Saturday 29 September 2018

Visualising the Taxi Times

I've created a quick Tableau Public story to show and explain some of the CODA taxi time data (see previous blog post).

Since I last looked, Tableau have added in-built support for airport codes as geocodes, so mapping is just getting easier. But I still find I can't decide whether to stick to tidy data (in the R tidyverse sense: one value per row) or have more columns; there seem to be graphs in Tableau that I can draw with one and not the other, or vice versa.


Friday 28 September 2018

How long will I taxi at at airport?

CODA Taxi Times
Eurocontrol/CODA has been publishing aircraft taxi times by airport for some years. These are calculated, to the nearest minute, from flight-by-flight data provided to CODA by airlines and airports. Airports are included where CODA receives data on more than 100 flights, so it covers airports small and large, mostly in Europe, but some non-European ones with direct flights to Europe.
Taxi out is the time from pushback from the gate, to take off. Taxi in the time from landing to on-blocks at the gate. (With some minor variation for remote stands..)
I've now published in github some R code for scraping all of these data into a single, tidy dataset. The graph gives an example for 5 big European airports: showing how taxi-in times are shorter than taxi-out, but that there has been little variation over the years (or for that matter between seasons).

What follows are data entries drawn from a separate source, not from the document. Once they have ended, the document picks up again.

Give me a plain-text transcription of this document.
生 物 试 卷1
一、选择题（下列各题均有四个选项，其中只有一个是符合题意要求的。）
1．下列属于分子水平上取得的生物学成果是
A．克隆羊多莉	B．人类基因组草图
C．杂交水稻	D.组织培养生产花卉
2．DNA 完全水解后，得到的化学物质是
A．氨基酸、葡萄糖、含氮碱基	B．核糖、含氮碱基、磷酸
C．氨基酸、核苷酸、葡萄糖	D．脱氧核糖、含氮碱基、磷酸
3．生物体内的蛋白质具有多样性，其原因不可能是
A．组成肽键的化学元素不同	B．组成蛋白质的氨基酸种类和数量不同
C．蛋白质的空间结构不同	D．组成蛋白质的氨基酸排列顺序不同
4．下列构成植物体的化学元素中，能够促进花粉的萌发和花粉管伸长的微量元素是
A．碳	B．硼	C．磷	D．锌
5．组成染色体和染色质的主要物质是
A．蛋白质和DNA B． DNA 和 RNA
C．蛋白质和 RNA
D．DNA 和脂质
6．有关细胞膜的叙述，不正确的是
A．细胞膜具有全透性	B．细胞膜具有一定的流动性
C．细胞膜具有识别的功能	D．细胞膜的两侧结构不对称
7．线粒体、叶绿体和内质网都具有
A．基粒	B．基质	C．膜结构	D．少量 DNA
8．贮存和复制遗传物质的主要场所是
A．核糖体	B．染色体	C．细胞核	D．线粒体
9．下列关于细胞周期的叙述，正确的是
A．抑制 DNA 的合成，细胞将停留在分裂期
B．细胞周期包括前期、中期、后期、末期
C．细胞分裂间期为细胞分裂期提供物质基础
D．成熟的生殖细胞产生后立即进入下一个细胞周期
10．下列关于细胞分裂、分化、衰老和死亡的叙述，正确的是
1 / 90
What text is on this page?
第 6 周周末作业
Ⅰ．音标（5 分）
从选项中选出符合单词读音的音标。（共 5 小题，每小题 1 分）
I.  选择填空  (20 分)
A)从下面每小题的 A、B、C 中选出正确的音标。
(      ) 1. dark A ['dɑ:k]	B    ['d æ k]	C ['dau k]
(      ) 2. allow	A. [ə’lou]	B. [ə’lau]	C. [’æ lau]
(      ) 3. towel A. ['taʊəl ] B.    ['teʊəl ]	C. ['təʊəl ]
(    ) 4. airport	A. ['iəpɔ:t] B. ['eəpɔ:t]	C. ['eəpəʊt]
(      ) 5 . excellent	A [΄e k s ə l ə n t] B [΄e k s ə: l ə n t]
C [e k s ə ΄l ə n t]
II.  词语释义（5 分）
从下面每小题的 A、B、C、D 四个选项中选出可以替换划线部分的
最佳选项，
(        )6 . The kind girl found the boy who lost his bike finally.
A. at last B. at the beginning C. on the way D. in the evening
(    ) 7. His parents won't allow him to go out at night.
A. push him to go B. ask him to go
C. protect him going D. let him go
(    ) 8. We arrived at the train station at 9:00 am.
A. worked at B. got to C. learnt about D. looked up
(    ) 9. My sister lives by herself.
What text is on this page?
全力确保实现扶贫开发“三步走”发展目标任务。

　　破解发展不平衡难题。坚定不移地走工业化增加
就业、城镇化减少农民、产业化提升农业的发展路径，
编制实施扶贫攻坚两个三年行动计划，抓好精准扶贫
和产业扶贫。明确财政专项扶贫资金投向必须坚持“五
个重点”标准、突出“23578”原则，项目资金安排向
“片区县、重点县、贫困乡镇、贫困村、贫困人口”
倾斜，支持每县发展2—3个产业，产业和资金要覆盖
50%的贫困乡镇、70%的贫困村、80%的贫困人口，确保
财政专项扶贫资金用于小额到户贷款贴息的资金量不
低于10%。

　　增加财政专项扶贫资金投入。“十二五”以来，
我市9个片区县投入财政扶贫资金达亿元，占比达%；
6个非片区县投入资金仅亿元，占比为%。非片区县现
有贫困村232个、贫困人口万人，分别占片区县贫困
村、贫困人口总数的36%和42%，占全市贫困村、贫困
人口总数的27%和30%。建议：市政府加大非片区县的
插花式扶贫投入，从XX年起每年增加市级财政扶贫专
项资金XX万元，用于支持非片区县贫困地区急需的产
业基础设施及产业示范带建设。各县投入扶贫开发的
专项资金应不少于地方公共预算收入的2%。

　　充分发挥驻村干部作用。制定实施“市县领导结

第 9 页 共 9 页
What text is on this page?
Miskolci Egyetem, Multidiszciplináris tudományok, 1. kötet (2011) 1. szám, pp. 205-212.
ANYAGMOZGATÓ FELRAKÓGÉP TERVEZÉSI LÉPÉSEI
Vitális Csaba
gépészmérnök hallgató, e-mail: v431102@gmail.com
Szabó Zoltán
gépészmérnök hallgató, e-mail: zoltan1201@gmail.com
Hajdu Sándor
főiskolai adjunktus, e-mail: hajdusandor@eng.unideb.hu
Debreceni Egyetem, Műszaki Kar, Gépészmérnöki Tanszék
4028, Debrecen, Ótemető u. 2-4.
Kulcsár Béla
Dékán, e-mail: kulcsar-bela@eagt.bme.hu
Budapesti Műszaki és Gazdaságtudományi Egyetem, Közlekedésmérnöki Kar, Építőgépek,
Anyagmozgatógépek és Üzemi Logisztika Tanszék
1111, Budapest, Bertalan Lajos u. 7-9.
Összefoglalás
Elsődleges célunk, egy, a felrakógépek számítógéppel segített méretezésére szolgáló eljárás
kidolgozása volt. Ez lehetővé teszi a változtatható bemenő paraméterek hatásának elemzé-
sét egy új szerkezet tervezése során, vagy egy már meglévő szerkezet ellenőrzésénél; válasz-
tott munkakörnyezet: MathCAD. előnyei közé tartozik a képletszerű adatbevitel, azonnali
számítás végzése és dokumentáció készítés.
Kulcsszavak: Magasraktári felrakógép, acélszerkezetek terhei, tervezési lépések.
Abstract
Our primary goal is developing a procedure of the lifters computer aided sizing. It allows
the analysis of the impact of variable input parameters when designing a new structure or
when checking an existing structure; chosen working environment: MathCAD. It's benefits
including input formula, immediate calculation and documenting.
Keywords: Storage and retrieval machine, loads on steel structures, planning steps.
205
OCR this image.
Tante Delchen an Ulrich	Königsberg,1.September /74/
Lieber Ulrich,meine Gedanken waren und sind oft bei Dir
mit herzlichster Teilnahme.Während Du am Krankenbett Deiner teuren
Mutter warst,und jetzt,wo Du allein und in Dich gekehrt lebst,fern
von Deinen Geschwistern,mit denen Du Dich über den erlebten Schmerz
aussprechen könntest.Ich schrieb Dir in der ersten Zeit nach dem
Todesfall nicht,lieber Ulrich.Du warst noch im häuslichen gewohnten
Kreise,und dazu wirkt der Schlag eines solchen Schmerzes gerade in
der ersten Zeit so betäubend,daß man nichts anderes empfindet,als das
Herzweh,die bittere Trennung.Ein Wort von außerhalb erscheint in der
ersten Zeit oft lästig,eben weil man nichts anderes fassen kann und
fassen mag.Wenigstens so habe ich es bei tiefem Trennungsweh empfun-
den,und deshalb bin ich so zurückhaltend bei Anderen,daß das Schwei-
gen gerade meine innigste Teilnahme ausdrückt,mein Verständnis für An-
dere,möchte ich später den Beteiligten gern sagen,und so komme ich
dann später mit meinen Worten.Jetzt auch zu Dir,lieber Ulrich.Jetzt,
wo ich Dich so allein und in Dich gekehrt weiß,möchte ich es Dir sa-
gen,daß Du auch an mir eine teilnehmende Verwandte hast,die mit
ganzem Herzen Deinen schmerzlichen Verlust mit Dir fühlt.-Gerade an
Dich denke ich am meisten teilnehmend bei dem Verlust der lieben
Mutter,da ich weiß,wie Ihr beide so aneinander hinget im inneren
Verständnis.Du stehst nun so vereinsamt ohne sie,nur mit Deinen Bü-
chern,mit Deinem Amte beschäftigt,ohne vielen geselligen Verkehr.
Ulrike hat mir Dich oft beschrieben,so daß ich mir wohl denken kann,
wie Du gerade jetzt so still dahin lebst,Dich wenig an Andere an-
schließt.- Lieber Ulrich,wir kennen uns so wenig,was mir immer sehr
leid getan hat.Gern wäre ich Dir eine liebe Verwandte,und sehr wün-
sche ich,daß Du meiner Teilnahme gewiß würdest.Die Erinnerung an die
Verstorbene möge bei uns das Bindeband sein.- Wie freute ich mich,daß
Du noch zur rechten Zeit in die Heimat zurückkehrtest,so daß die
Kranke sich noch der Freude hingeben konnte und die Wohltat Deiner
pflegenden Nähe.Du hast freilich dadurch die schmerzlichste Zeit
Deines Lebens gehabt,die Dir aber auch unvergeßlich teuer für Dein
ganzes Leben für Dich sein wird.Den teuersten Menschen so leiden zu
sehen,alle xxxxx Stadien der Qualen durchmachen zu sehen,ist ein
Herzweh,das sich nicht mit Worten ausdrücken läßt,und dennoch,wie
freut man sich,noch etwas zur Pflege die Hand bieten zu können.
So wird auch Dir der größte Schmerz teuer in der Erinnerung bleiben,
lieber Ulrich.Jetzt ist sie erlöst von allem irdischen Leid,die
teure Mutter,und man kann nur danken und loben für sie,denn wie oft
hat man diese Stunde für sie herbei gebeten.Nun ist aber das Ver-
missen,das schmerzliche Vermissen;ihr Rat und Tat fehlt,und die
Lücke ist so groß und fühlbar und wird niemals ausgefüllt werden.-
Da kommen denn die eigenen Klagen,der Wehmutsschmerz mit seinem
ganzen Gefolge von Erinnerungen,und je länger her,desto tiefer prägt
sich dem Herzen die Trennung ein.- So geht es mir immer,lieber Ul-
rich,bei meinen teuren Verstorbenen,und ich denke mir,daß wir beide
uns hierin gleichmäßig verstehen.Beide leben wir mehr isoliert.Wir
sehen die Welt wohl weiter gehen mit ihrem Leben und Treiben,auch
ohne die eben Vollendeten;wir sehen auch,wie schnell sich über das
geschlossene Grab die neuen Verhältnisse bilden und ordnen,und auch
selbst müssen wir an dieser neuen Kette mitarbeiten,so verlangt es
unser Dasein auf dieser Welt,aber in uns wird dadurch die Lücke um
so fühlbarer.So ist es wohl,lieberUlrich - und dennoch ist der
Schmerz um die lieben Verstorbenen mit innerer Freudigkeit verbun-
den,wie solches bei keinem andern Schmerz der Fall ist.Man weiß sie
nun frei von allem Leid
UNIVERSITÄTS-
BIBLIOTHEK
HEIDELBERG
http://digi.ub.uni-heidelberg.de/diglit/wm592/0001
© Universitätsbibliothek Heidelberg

After each IATA season (Summer = end March-end October, Winter), CODA publishes 4 reports: taxi-in times, taxi-out times, and the same, but split by ICAO wake turbulence category (WTC). The files were pdf for the first few years, now xlsx.
This project was for me a learning exercise in web-scraping, and in using git and github. 
However, the pdf reports by WTC were difficult to read because of the row alignment in the tables, so these are not currently included. Perhaps tabulizer would handle this, but I gave up after wasting some hours trying to get its java to work on my machine, and parsed the tables manually from the text, instead!